Great care is taken to keep the roots intact, especially the pivot. We place the collar at the level of the ground, we pack, we water copiously, and we mulch generously. Just after planting, we prune the tree by cutting a third of its top.


Where to plant hickory nuts ?

The very rustic nature of the hickory nut allows it to be planted everywhere in France. However, it appreciates cold winters and long, hot and humid summers, especially for nut production. It needs sun to grow and tolerates shade moderately.


The hickory nut has a fast growth at the beginning, then much slower. It thrives in moist, even temporarily flooded, wind-protected environments with fertile and especially deep soil (soils containing 40% sand, 40% silt and 20% clay). The species tomentosa or ovata tolerates more dry and poor soils. The optimal pH is between 5.5 and 7.5.


Pecan trees for pecan production are grown in full sun, on rich, cool, but well-drained soils containing humus. Transplanting is difficult due to a deep taproot.


Which exposure and which location ?

It needs a very sunny situation.


When to plant a hickory nut?

In summer or autumn.


How to plant hickory nuts ?

Dig a wide, deep pit. Add a large amount of compost or potting soil to the filling soil with a potash and phosphorus rich fertilizer base and then plant a stake before positioning the subject. Make sure that the root is well buried up to the collar.


Form a trough and water copiously to expel air.

In production, pecan trees are planted 6 m apart, pure or mixed with walnut trees or associated with hazelnut trees in the understory.

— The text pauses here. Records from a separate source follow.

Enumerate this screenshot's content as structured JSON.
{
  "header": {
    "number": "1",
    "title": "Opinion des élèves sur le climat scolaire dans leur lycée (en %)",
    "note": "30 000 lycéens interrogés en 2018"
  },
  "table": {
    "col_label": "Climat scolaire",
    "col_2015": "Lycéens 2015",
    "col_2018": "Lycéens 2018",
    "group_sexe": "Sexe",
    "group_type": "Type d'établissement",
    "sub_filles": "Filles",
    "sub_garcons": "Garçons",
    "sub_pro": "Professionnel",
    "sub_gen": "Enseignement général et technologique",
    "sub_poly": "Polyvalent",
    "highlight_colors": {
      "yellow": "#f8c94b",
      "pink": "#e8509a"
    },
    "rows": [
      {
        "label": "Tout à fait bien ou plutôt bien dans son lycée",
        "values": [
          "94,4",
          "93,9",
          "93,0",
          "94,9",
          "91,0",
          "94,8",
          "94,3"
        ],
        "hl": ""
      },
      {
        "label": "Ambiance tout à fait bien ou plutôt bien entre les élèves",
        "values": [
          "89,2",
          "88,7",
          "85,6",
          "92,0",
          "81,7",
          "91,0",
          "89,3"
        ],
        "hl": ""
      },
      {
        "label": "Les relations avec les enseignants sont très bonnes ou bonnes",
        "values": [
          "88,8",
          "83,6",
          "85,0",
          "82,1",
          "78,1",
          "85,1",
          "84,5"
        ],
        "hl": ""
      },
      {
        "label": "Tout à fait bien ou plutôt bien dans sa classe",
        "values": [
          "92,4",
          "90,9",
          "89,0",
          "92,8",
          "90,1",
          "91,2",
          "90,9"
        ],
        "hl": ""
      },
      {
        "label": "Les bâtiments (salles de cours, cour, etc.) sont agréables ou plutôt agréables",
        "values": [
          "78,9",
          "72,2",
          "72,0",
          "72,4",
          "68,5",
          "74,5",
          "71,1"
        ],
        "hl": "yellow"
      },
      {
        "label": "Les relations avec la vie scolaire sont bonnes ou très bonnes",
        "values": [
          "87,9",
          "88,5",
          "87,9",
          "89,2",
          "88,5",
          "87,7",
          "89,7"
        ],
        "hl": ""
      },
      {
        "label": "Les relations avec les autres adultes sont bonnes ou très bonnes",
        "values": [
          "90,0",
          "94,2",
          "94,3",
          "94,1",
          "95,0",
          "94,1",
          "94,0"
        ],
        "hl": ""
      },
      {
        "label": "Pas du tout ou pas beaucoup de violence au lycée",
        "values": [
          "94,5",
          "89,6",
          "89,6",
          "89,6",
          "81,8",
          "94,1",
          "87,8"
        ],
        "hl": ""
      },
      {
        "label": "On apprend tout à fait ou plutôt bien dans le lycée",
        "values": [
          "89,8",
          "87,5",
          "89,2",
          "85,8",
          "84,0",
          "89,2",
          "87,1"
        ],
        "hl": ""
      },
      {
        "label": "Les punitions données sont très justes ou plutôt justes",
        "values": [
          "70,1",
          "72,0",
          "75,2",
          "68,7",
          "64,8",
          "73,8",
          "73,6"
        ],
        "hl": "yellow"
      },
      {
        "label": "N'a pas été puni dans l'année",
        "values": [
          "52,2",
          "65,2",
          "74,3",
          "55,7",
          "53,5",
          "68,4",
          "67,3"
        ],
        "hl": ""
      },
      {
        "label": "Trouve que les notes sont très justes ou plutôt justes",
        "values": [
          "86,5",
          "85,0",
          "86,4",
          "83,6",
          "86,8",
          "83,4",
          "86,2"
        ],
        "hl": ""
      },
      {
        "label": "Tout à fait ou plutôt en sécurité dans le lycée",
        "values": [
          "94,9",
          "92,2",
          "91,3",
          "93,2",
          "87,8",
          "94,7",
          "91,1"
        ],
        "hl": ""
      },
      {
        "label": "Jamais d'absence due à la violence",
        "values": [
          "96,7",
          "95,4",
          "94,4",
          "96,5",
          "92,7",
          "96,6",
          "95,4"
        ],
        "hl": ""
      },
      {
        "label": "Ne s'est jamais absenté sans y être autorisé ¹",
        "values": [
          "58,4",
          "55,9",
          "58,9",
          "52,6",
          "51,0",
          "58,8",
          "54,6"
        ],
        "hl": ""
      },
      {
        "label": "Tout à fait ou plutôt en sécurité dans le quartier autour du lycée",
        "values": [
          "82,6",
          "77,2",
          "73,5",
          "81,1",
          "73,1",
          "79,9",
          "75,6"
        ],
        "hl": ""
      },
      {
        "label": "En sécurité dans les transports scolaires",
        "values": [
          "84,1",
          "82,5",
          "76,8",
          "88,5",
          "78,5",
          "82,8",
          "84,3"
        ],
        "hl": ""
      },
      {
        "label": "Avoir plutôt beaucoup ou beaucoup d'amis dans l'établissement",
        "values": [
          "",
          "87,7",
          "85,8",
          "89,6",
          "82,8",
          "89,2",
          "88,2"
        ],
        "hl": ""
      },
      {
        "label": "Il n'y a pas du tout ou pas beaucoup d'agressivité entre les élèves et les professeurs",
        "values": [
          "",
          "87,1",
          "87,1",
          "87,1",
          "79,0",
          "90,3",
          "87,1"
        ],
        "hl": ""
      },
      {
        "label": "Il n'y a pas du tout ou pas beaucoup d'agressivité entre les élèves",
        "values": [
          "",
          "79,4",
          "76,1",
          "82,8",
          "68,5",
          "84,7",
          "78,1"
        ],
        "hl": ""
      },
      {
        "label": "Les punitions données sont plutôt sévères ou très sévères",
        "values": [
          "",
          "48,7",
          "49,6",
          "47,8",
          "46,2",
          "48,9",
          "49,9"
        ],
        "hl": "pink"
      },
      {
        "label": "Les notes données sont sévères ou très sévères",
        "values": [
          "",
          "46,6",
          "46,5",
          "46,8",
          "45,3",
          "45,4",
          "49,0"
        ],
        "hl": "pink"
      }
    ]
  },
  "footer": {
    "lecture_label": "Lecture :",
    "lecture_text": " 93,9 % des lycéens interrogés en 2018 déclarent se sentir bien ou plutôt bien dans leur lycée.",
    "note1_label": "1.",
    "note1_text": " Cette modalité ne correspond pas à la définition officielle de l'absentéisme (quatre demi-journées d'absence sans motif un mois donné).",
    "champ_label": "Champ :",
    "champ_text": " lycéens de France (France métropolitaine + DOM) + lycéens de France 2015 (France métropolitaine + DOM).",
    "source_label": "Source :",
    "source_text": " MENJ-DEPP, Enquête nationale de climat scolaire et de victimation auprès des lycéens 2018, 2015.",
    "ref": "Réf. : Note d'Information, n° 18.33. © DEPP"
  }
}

Zinc deficiency is frequent in this tree, a soil analysis for this element is recommended before planting.


Cultivation and maintenance of the hickory nut

The tree does not need any particular care except to ensure a certain coolness of the soil during the summer to accelerate its reputedly slow growth. To do this, install a thick mulch of dead leaves and water copiously as soon as the soil surface dries out. Be sure to weed around the plant.


Hickory nut leaves have a basic pH which allows them to decompose well.

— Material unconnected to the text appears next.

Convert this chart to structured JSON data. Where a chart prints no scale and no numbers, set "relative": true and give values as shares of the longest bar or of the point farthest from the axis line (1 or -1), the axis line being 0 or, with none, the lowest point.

Harvesting, storage and use of pecan

Generally, the harvest takes place at the end of autumn, around November: the nuts are podded. They can be stored for about a year, like walnuts.

Pecans are used in pastries, especially with chocolate, or to make the famous “pecan pie”, traditionally on the Thanksgiving menu in the eastern United States.


When and how to harvest pecans and pecan nuts?

The grafted tree comes into production after 4 to 6 years compared to 12 to 16 years for seedlings.


Nuts from the hickory nut ovata or illinoinensis species are ripe around October-November when the fruit falls from the tree. However, the nut needs to dry for a few days to unfold like a flower in 4 valves.


The conservation of the nut

The shell of the pecan nut is not made of 2 parts as in the real walnut (Juglans), so its conservation is better. It is of :


  • 6 to 9 months with its shell in a dry place with a temperature between 59 and 68 °F, 3 months without the shell ;
  • 18 months at 32 to 41°F, 12 months without the shell;
  • more than 2 years at 5°F.


Diseases, pests and parasites of pecan

Hickory nuts (hickory nut) have few diseases or pests in Europe due to their rarity. The nuts can be eaten by mice in case of large seedlings as in hickory nut ovata forests.


In America, pecan cultivation is mainly affected by the fungus Fusicladium effusum which stains the fruit and foliage. The weevil, Curculio hickory nute, also lays its eggs in the nut affecting the crop. Organic treatments with nematodes avoid the use of insecticides.


The bupreste, Oncideres cingulata, is a long-horned beetle whose larva burrows into the wood of the hickory nut. Burn fallen twigs in the spring or fall to eliminate the larvae.


Multiplying the hickory nut

Seeding is practiced on species planted for ornamental or forestry production while grafting is preferred in fruit species.



Hickory nuts with their shells remain viable for at least 2 years if kept in a moist, but not humid place slightly above 32°F.


Sowing can be done in the fall in a cold frame in order to stratify them or in the spring after a 4 month period in the refrigerator.